Há um tempo (um ano, nem muito e nem pouco, mas o suficiente para que eu processasse todas as informações), resolvi embarcar, me enfiar de cabeça, mais especificamente falando, num sonho escondido: viajar para outro país, sozinha, e morar lá por um tempo. Eu tinha, como era de se esperar, todos os tipos de medo: de me perder, não entender a língua, ir mal nos estudos ou morrer de saudades da minha casa. Mas o medo maior, aquele que tirava o sono e molhava o travesseiro, era o de perder o lugar que eu tinha na vida das pessoas, na vida dos meus amigos. Querendo ou não, a gente sabe que família está ali, família é quase sempre fixa. Mas amigo... ah! Amigo a gente rega, aduba, assiste crescer todo dia.

Mas, e se eles se acostumarem com você longe? E se for verdade que “quem tanto se ausenta um dia deixa de fazer falta”? E se VOCÊ se acostumar sem eles? E se na hora de voltar já não existir seu espacinho na vida de cada um?

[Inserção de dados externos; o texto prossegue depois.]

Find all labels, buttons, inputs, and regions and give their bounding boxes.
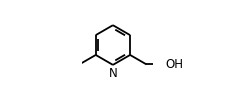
Text: N: N xyxy=(108,67,117,80)
Text: OH: OH xyxy=(165,58,183,71)
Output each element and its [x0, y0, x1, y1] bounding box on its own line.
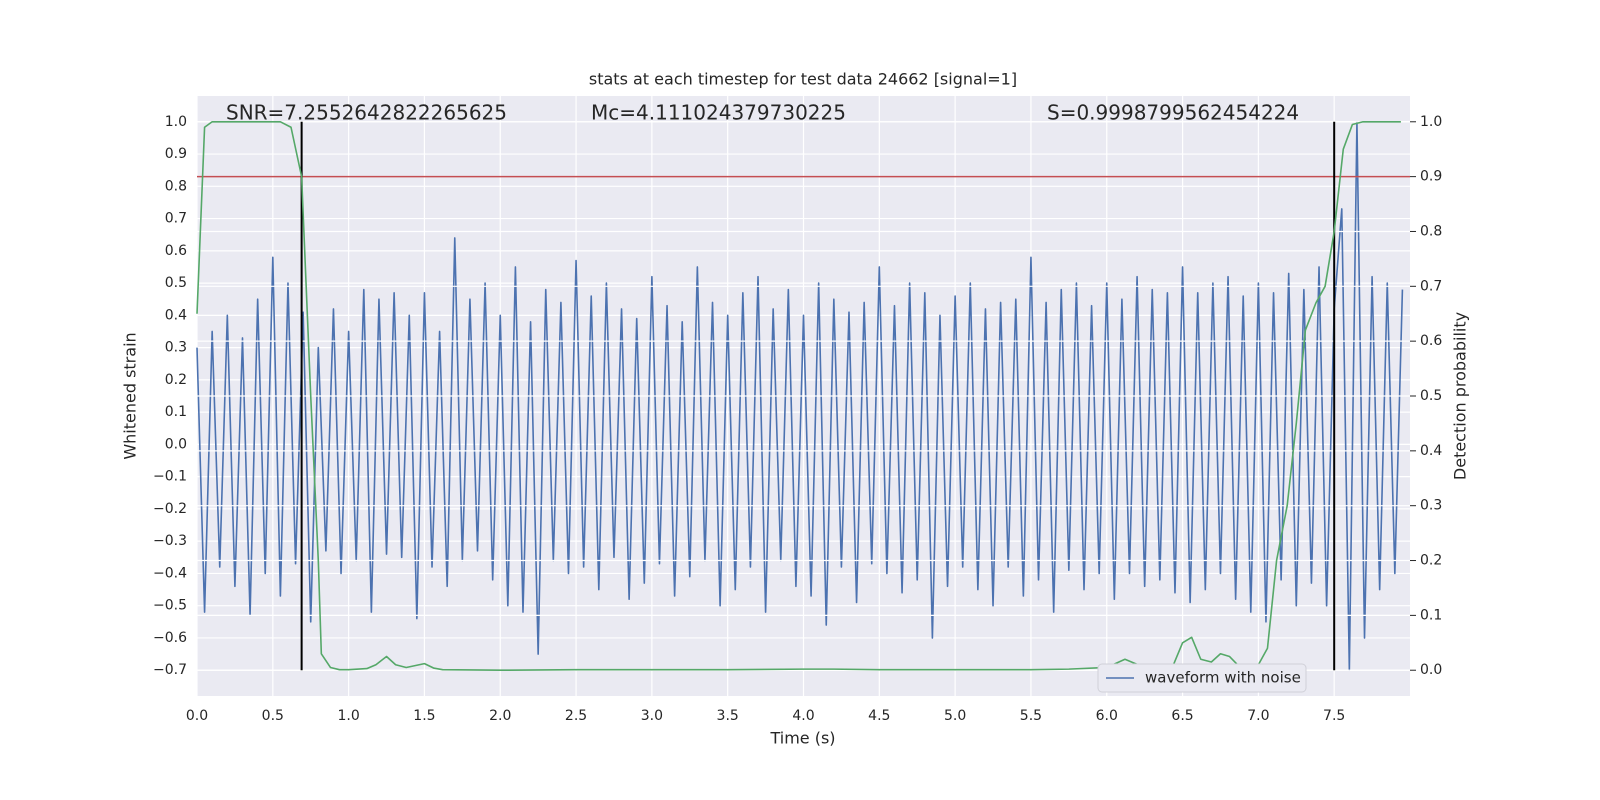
x-tick-label: 0.0	[186, 708, 208, 724]
legend-label: waveform with noise	[1145, 669, 1301, 687]
y-tick-label: −0.5	[153, 598, 187, 614]
y-tick-label: 0.4	[165, 307, 187, 323]
y2-tick-label: 0.1	[1420, 607, 1442, 623]
x-tick-label: 5.5	[1020, 708, 1042, 724]
y2-tick-label: 0.6	[1420, 333, 1442, 349]
annotation: S=0.9998799562454224	[1047, 101, 1299, 125]
y-tick-label: 0.5	[165, 275, 187, 291]
y2-tick-label: 0.8	[1420, 223, 1442, 239]
x-tick-label: 6.5	[1171, 708, 1193, 724]
y-tick-label: 1.0	[165, 114, 187, 130]
y2-tick-label: 0.9	[1420, 169, 1442, 185]
y2-tick-label: 1.0	[1420, 114, 1442, 130]
y2-tick-label: 0.7	[1420, 278, 1442, 294]
y2-tick-label: 0.4	[1420, 443, 1442, 459]
legend-box	[1097, 663, 1307, 693]
y-tick-label: 0.0	[165, 436, 187, 452]
y-tick-label: 0.1	[165, 404, 187, 420]
x-tick-label: 2.5	[565, 708, 587, 724]
y2-axis-label: Detection probability	[1451, 312, 1470, 480]
chart-title: stats at each timestep for test data 246…	[589, 70, 1017, 89]
x-tick-label: 4.5	[868, 708, 890, 724]
x-tick-label: 2.0	[489, 708, 511, 724]
x-tick-label: 4.0	[792, 708, 814, 724]
y2-tick-label: 0.2	[1420, 553, 1442, 569]
y-tick-label: 0.3	[165, 340, 187, 356]
y-tick-label: 0.7	[165, 211, 187, 227]
y-tick-label: 0.8	[165, 178, 187, 194]
y-tick-label: −0.1	[153, 469, 187, 485]
y2-tick-label: 0.0	[1420, 662, 1442, 678]
x-tick-label: 6.0	[1096, 708, 1118, 724]
y2-tick-label: 0.5	[1420, 388, 1442, 404]
annotation: SNR=7.2552642822265625	[226, 101, 507, 125]
y-tick-label: 0.6	[165, 243, 187, 259]
annotation: Mc=4.111024379730225	[591, 101, 846, 125]
x-tick-label: 1.0	[337, 708, 359, 724]
x-tick-label: 0.5	[262, 708, 284, 724]
x-tick-label: 3.0	[641, 708, 663, 724]
data-line	[196, 120, 1401, 672]
x-axis-label: Time (s)	[769, 729, 835, 748]
x-tick-label: 7.0	[1247, 708, 1269, 724]
y-tick-label: −0.4	[153, 565, 187, 581]
y-tick-label: −0.3	[153, 533, 187, 549]
y2-tick-label: 0.3	[1420, 498, 1442, 514]
y-tick-label: −0.6	[153, 630, 187, 646]
x-tick-label: 3.5	[717, 708, 739, 724]
y-axis-label: Whitened strain	[121, 332, 140, 459]
x-tick-label: 5.0	[944, 708, 966, 724]
y-tick-label: 0.2	[165, 372, 187, 388]
y-tick-label: 0.9	[165, 146, 187, 162]
y-tick-label: −0.7	[153, 662, 187, 678]
y-tick-label: −0.2	[153, 501, 187, 517]
x-tick-label: 7.5	[1323, 708, 1345, 724]
x-tick-label: 1.5	[413, 708, 435, 724]
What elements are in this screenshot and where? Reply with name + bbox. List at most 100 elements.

E aí vem a vida como um belo “há-há-há” bem no seu nariz. Afinal de contas, você mal sabe o que vem pela frente. Você não faz ideia de que todo o colorido da sua viagem virá deles, os amigos. E agora em dose dupla. Agora você vai conhecer quem estará contigo em uma das maiores e melhores experiências da sua vida, aprender a sentir saudade pra sempre e a confiar que amigo não tem regra, não expira. É engraçado como a gente passa a perceber e aceitar que na vida há quem apareça para ficar e há quem está só de passagem, e nenhum deles é mais ou menos importante. De algum jeito maluco e incompreensível, as pecinhas desse quebra cabeça vivo vão se encaixando. Quem tinha que ficar o fez, e você nunca vai saber como agradecer por isso. Quem precisou ir foi, e os motivos talvez não precisem ser entendidos. Quem quis aparecer? Esses vieram também, oras! Seus presentes de boas-vindas. E os que você precisou deixar, não porque quis, mas porque precisou... esses andam com você a cada sorriso que você dá e cada vez que seus olhos piscam, seu coração bate ou sua mente viaja. Eles hoje são parte de quem você é, de quem você se fez, de quem você aprendeu a ser.